On peut parfois lire ceci : « Une personne malintentionnée peut se servir de votre RIB pour usurper votre identité et réaliser une fausse autorisation de prélèvement. ». Non, ce n’est pas si simple. N’importe qui ne peut pas envoyer une fausse demande de prélèvement sur votre compte bancaire.
C’est possible à condition d’avoir un numéro ICS. Et aujourd’hui les banques ne font pratiquement plus de contrôle sur les demandes de prélèvement. Alors un criminel avec un numéro ICS peut envoyer une demande de prélèvement frauduleux sur votre compte s’il a connaissance de votre RIB ou IBAN et débiter votre compte bancaire sans votre accord.
Alors comment une telle fraude est possible ? Cet article y répond en détail sur Signal Arnaques en 2023. Intitulé « arnaque au prélèvement SEPA », il détaille la mécanique du prélèvement SEPA et de l’évolution du contrôle bancaire en pratique …
Mais il y a pire.
La fraude au faux client
Dans la fraude au faux client, le criminel fait ses courses en ligne en payant avec votre compte bancaire !
Certains sites Web autorisent de payer par prélèvement bancaire.
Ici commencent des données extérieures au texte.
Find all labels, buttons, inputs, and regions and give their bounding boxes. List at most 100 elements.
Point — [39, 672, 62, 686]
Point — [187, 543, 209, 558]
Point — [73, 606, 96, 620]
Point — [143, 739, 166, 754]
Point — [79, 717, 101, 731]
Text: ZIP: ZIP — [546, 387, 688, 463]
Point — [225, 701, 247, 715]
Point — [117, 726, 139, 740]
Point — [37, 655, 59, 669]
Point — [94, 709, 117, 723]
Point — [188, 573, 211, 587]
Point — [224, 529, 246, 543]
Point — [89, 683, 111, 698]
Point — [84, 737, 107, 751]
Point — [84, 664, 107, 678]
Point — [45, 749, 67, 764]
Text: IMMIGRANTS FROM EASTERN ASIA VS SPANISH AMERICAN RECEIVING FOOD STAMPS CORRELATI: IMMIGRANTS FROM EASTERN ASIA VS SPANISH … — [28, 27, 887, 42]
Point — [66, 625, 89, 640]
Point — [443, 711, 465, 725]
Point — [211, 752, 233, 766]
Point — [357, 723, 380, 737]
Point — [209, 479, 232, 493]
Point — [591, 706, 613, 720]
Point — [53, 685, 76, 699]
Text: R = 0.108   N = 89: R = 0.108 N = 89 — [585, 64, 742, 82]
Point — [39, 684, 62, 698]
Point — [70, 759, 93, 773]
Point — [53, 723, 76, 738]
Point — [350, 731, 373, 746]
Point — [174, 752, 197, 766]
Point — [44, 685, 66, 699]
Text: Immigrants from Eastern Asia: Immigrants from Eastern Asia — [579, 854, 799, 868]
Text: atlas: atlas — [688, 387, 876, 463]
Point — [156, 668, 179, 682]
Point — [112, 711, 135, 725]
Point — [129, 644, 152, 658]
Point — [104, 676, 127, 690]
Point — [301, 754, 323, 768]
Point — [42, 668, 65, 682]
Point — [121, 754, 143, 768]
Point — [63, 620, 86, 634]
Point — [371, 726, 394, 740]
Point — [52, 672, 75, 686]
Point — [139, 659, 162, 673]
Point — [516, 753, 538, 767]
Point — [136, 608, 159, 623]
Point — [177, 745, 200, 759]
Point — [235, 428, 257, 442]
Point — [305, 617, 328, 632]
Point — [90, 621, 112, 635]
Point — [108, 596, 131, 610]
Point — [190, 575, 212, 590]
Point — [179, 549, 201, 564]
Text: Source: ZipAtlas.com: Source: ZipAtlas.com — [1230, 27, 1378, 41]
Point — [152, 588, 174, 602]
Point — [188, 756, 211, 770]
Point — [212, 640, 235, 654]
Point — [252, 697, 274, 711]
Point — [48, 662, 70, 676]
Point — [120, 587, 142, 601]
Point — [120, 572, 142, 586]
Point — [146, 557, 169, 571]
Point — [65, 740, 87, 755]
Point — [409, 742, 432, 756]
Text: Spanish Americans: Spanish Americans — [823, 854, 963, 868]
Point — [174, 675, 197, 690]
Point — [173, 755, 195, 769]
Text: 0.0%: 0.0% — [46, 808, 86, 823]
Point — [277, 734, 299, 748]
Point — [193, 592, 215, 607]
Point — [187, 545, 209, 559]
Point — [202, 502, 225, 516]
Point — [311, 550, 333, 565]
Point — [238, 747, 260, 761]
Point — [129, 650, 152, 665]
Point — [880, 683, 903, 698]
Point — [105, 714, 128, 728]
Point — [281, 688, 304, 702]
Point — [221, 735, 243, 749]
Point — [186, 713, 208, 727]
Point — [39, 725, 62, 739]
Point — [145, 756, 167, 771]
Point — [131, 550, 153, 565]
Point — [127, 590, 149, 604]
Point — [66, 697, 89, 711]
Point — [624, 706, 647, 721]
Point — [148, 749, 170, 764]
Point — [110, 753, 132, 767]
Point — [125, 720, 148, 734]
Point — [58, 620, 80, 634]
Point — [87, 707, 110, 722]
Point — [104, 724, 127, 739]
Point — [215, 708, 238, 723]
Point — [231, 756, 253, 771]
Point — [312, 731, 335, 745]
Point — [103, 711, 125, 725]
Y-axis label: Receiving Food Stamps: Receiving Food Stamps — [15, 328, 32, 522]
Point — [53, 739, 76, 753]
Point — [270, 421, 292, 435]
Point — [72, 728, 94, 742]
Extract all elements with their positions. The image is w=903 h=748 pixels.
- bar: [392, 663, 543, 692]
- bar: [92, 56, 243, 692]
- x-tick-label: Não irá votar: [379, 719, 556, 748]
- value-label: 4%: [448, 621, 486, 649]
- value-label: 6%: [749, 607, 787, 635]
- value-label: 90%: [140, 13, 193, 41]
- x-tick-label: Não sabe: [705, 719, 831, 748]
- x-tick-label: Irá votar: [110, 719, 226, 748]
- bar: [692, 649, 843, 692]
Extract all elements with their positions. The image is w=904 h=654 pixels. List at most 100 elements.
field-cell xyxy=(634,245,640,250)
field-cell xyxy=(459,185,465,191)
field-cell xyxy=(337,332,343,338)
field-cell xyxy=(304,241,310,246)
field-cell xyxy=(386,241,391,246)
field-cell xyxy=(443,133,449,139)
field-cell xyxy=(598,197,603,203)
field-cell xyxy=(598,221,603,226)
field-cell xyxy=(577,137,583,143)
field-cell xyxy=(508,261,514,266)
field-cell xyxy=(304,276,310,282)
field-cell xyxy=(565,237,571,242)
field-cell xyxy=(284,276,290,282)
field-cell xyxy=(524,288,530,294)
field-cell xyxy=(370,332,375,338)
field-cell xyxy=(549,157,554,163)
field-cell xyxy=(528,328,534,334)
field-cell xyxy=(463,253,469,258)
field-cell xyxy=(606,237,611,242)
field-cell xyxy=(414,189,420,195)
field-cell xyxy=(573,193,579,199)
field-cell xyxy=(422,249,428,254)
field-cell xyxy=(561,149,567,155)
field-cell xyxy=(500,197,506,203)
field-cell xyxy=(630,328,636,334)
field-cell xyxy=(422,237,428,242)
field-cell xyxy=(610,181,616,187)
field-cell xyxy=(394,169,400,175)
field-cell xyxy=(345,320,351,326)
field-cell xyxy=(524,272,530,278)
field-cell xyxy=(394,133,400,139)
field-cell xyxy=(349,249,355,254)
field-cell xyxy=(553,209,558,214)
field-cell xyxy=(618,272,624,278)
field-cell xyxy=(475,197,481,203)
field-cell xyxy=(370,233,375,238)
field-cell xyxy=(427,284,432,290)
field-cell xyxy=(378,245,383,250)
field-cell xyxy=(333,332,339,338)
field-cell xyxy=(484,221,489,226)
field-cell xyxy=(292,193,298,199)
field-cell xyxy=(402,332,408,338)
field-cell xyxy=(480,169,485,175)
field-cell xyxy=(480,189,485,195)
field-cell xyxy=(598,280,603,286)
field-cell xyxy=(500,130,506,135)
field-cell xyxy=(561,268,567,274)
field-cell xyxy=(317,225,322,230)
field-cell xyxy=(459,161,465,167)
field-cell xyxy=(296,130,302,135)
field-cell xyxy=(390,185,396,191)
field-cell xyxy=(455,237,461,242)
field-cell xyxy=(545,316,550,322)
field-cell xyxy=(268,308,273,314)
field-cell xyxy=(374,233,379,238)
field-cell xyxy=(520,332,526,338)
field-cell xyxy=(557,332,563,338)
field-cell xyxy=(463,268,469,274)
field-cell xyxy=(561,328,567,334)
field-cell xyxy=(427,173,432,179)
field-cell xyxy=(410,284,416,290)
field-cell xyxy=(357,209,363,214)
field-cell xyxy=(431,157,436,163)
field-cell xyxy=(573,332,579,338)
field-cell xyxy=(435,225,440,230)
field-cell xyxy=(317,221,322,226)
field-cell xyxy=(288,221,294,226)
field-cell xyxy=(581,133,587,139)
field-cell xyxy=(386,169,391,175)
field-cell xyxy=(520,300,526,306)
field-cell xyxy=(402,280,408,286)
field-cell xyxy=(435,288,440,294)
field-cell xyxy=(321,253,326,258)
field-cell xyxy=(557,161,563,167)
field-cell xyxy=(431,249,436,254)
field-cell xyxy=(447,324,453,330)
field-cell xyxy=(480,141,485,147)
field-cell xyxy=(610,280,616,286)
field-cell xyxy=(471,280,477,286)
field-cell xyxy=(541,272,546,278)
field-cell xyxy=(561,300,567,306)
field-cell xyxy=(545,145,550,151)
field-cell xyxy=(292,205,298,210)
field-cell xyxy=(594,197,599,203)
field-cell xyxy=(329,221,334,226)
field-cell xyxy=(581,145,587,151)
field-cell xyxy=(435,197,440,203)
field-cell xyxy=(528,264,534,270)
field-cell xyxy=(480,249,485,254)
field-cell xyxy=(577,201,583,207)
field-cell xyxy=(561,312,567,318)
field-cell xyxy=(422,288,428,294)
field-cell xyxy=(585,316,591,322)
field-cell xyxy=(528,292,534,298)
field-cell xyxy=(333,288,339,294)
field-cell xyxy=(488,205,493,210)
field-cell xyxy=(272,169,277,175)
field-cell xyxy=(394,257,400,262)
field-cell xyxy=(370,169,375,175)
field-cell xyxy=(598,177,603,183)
Comme vous l’avez lu plus haut, les contrôles d’un prélèvement sont … légers. Alors si un criminel connaît votre RIB ou IBAN, il peut faire ses cours en saisissant votre compte bancaire comme moyen de paiement. Et ça passe à l’aise !
Il y a pas mal de boutiques en ligne qui permettent ce type de fraude à l’IBAN. Par exemple Amazon permettait cette fraude en 2023 ( voir l’image ci-contre ). En effet ce commerçant permet de saisir le compte bancaire de quelqu’un d’autre. N’y a t-il toujours pas de contrôle à la date de publication ?
Alors que la Fnac ne permet pas ce type de paiement.
Pour vous protéger
Vous pouvez vous protéger rapidement contre ces fraudes de plusieurs manières. Vous verrez cela dans une prochaine publication.
En savoir plus
C’est quoi un IBAN ?
IBAN signifie « International Bank Account Number », numéro de compte bancaire international. Il est utilisé pour des transactions SEPA et internationales. Pour en savoir plus, suivez ce lien à la Banque de France. Cet article vous informe aussi sur le RIB et le BIC ( Bank Identifier Code ).
Ça veut dire quoi « pirater une boite email » ?
Ça veut dire deux choses bien différentes dans cet article.
D’abord pirater une boite email signifie que le cyberpirate connaît le mot de passe pour accéder à la boite email. Comme les FSI proposent un accès par le Web, le criminel peut lire vos emails, les modifier, supprimer et en envoyer. Vous avez plus haut un exemple ou le cyberpirate anticipait l’envoi des factures au client pour l’envoyer lui-même avec son RIB.
Ensuite vous avez un piratage plus indétectable. Il s’agit d’intercepter un email pendant son acheminement vers le destinataire, le lire, le modifier et le laisser poursuivre sa route. Le cyberpirate se positionne entre l’émetteur du message et son destinataire et commet une attaque de « l’homme au milieu » ou « Man in the Middle ». Dans le cas d’envoi d’une facture au client par email, il remplace le RIB du fournisseur par le sien. Ni l’émetteur, ni le destinataire ne peuvent percevoir le piratage parce qu’il a lieu hors de chez eux. Pour en savoir plus, suivez ce lien. Cet article de SecuriteInfo détaille cette attaque MitM et les 5 techniques qui la rende possible.